Poprawiony projekt rozporządzenia ministra sprawiedliwości z podwyżkami dla tłumaczy przysięgłych jest gotowy do podpisu. Cel? Podwyższenie kwot wynagrodzenia tłumaczy przysięgłych o prawie drugie tyle.
Dzisiaj stawki za tłumaczenia wynoszą: 20–24 zł za stronę przekładu na język polski oraz 23–35 zł za stronę tłumaczenia na język obcy. Po zmianie za stronę tłumaczenia z języka angielskiego, niemieckiego, francuskiego i rosyjskiego płacić się będzie 34,50 zł. Z innego języka europejskiego i łacińskiego 37,16 zł, a z języka pozaeuropejskiego posługującego się alfabetem łacińskim 45,11 zł. Tyle samo dostanie tłumacz za stronę tłumaczenia z języka polskiego na angielski, niemiecki, francuski i rosyjski. Najdrożej wyceniono tłumaczenie strony z języka polskiego na pozaeuropejski posługujący się alfabetem niełacińskim lub ideogramami – 74,31 zł.

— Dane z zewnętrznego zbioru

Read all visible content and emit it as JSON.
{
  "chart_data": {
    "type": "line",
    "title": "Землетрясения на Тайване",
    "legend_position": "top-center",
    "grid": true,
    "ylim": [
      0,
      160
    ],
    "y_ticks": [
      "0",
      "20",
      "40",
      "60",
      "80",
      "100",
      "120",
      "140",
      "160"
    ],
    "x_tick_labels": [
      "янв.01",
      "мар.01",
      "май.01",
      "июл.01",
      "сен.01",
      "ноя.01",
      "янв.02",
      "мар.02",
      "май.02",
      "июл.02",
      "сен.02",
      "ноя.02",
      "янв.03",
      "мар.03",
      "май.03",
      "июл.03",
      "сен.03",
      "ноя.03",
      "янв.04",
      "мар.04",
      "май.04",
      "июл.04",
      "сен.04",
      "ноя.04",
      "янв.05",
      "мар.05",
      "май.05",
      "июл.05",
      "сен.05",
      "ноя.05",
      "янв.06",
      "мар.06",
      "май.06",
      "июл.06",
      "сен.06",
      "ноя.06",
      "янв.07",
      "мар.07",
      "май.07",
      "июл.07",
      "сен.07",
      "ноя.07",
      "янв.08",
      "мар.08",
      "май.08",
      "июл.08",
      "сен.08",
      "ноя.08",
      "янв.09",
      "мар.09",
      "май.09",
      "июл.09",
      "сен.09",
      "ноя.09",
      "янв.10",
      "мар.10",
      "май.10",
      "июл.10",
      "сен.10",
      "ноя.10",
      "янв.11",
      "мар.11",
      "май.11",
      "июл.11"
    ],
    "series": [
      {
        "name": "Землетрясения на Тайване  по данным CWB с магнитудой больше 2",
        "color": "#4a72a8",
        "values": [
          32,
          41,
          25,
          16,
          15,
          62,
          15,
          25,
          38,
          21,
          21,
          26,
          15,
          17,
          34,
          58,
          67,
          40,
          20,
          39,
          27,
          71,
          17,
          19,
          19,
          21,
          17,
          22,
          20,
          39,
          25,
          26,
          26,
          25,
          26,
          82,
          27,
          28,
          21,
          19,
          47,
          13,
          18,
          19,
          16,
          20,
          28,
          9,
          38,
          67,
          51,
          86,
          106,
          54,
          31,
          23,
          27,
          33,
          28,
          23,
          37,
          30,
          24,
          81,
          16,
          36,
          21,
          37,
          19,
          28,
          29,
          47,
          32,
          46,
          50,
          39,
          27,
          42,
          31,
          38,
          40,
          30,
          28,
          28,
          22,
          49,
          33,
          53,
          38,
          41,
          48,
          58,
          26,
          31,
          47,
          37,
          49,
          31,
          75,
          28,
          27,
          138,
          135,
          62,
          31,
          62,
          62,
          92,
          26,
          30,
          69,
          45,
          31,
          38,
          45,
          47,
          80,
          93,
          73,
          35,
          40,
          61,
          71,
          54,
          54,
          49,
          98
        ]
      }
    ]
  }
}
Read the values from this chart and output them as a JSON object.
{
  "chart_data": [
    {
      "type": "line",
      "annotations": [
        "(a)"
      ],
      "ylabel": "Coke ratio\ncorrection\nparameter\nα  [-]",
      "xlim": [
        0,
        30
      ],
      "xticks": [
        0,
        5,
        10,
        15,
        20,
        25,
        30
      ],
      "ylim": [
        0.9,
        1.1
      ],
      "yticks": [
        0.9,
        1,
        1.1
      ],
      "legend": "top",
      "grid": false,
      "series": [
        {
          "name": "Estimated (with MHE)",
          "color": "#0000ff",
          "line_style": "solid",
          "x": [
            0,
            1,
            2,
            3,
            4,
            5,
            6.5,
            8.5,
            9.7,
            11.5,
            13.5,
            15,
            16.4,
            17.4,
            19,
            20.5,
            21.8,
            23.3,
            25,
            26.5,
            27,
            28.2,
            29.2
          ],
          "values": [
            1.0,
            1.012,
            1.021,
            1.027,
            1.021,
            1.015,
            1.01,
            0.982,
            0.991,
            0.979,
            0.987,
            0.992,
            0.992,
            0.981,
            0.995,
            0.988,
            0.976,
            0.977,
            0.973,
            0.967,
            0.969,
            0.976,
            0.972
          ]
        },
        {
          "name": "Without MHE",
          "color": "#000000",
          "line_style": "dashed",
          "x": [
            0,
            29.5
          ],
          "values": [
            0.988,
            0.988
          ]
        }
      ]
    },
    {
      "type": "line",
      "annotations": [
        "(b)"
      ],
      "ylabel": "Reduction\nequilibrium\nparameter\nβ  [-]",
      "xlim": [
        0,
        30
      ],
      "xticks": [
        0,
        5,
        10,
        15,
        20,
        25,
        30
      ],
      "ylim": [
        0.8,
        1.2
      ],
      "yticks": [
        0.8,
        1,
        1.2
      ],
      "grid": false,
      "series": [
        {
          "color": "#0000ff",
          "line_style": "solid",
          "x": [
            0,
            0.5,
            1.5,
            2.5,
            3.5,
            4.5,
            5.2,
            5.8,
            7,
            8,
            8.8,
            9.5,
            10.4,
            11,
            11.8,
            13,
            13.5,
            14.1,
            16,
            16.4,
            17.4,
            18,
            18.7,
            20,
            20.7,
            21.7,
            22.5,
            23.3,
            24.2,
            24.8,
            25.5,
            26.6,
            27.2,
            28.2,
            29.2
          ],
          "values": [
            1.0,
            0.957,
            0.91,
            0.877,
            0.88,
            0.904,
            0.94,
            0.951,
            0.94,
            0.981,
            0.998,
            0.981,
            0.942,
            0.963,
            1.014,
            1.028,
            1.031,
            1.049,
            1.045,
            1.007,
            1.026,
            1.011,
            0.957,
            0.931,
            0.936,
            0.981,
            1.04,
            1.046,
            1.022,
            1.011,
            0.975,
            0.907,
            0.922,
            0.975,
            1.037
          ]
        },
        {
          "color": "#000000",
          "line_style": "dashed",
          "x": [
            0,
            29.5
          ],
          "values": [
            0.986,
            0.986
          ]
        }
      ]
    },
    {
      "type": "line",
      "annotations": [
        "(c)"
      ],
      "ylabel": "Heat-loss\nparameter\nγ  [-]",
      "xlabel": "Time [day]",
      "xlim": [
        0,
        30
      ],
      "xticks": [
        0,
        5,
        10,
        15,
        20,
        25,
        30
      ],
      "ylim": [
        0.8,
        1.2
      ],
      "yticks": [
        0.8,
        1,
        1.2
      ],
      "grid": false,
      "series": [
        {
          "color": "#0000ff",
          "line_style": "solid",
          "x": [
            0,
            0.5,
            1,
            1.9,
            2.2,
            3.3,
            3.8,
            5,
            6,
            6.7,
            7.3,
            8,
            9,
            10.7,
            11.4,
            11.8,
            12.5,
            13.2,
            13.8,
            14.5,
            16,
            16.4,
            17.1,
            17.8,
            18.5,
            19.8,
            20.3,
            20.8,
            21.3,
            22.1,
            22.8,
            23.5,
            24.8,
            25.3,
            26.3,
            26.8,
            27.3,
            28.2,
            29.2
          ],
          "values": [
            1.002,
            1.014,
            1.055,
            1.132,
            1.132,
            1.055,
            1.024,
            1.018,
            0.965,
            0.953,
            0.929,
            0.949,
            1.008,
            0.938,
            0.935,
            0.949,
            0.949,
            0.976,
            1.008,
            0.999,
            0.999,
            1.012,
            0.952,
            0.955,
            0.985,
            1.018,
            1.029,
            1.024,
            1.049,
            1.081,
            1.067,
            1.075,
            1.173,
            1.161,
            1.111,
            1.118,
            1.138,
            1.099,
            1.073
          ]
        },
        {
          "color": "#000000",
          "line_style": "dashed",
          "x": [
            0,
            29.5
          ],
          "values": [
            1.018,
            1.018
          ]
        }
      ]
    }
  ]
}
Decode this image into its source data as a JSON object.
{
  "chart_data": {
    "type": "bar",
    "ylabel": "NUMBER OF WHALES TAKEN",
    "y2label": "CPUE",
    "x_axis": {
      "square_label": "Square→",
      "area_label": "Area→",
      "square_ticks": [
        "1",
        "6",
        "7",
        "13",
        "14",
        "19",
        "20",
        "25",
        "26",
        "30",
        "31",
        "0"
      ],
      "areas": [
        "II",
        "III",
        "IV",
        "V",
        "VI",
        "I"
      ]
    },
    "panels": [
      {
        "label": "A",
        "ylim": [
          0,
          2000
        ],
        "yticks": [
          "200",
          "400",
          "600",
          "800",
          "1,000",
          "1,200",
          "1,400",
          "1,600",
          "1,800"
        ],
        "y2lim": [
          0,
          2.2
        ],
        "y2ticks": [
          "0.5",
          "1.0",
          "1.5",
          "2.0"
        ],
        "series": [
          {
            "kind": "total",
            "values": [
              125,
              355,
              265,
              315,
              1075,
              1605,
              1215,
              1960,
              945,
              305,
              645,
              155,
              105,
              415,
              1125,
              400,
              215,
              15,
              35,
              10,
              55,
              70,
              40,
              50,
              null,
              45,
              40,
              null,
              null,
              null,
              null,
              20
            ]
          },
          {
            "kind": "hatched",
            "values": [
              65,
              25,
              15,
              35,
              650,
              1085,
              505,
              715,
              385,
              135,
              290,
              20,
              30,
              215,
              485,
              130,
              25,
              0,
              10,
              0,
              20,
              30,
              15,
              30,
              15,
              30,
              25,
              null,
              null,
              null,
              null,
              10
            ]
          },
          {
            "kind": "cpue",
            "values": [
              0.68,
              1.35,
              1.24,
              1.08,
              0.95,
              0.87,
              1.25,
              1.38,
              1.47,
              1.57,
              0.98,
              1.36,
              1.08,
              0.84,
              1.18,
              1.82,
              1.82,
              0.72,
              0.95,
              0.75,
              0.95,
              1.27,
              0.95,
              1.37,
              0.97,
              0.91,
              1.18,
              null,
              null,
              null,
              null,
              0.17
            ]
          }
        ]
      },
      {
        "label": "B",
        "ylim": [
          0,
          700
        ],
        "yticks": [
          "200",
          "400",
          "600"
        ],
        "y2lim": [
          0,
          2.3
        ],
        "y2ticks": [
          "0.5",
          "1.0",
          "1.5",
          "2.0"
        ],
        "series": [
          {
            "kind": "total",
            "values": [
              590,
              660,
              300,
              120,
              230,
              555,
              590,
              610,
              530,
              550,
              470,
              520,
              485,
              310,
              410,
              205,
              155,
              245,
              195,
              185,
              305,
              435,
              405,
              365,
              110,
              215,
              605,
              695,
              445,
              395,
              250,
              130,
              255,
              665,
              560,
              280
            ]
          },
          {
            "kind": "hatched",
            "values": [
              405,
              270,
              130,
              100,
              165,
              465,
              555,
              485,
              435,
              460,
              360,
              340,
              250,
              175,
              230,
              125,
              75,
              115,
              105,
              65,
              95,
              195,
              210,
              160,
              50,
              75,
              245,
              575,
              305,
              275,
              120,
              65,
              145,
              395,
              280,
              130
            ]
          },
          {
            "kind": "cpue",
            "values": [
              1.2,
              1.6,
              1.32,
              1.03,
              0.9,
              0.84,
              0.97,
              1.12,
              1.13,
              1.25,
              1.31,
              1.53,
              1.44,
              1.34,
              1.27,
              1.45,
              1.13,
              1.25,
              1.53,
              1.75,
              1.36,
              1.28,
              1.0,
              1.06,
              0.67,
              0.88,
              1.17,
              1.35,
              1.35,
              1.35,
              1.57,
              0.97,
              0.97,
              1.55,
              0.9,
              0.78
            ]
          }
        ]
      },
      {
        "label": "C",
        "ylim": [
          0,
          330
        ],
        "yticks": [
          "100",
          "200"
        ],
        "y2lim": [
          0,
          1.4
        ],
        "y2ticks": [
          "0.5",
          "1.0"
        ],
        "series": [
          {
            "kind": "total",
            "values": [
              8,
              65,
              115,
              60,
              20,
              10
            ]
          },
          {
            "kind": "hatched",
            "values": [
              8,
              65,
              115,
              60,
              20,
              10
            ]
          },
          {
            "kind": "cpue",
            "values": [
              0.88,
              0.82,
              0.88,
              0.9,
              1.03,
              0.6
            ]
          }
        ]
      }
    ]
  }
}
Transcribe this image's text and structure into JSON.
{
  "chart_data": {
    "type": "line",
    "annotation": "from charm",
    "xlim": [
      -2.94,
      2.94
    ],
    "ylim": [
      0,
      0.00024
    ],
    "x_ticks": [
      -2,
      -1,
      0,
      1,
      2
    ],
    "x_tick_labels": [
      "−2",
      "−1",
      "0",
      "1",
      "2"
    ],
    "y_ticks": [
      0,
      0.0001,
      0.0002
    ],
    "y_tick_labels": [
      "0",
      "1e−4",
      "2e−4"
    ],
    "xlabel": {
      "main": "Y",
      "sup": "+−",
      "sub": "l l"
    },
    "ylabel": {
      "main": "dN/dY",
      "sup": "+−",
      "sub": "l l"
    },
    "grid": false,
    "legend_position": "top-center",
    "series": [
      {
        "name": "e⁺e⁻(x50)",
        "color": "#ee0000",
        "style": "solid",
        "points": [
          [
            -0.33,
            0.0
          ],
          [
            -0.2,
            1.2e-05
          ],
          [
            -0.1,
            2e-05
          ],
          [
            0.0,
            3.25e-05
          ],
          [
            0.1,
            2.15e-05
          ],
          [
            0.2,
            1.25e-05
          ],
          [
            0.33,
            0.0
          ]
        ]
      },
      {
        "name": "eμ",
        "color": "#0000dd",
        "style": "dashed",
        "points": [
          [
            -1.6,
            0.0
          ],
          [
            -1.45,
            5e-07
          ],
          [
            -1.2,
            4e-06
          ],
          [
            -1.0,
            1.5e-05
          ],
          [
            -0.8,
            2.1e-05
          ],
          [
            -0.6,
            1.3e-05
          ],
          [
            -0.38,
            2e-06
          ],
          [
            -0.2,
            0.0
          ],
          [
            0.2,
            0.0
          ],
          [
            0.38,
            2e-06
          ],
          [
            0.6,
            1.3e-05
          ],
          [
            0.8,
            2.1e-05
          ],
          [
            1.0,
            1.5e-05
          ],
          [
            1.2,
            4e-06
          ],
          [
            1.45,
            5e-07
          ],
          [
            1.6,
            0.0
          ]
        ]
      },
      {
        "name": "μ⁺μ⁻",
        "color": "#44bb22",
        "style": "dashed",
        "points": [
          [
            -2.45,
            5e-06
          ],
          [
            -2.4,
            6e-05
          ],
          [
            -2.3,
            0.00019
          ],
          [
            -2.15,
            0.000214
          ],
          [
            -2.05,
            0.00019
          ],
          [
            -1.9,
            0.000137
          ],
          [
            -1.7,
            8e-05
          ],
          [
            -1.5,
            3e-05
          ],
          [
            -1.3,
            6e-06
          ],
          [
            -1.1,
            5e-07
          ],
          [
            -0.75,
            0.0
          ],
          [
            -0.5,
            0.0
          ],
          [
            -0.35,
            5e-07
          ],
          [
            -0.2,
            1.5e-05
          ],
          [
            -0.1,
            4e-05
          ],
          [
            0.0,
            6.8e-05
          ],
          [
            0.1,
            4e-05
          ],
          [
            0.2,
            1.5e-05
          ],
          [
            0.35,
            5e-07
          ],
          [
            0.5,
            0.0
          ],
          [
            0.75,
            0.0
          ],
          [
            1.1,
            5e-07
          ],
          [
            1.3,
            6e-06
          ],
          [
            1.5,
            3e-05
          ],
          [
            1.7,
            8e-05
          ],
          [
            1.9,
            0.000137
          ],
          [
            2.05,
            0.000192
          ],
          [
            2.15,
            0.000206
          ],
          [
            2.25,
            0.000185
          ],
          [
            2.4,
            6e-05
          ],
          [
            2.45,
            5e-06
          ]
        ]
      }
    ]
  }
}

Czytaj także: Podwyżki dla tłumaczy sądowych obiecuje ministerstwo sprawiedliwości
Droższe będą tłumaczenia ustne za każdą rozpoczętą godzinę obecności tłumacza. Ma obowiązywać stawka jak za stronę tłumaczenia powiększona o 30 proc., a w postępowaniu przyspieszonym o 100 proc. W projektowanym rozporządzeniu proponuje się także wprowadzenie dodatku za tłumaczenie ustne w porze nocnej, w niedziele i święto. Obecnie stawki wynagrodzenia są jednolite bez względu na dzień i porę tłumaczenia. Wynagrodzenie za tłumaczenie ustne w tych okolicznościach będzie powiększone o 20 proc.
Chociaż tłumaczy jest ok. 10 tys., to tylko część z nich świadczy usługi na rzecz wymiaru sprawiedliwości. Problemu nie ma, gdy chodzi o języki popularne, np. angielski czy niemiecki. Gorzej jest z chińskim czy arabskim. Do tłumaczeń nie zachęcają nieterminowe płatności i ich wysokość.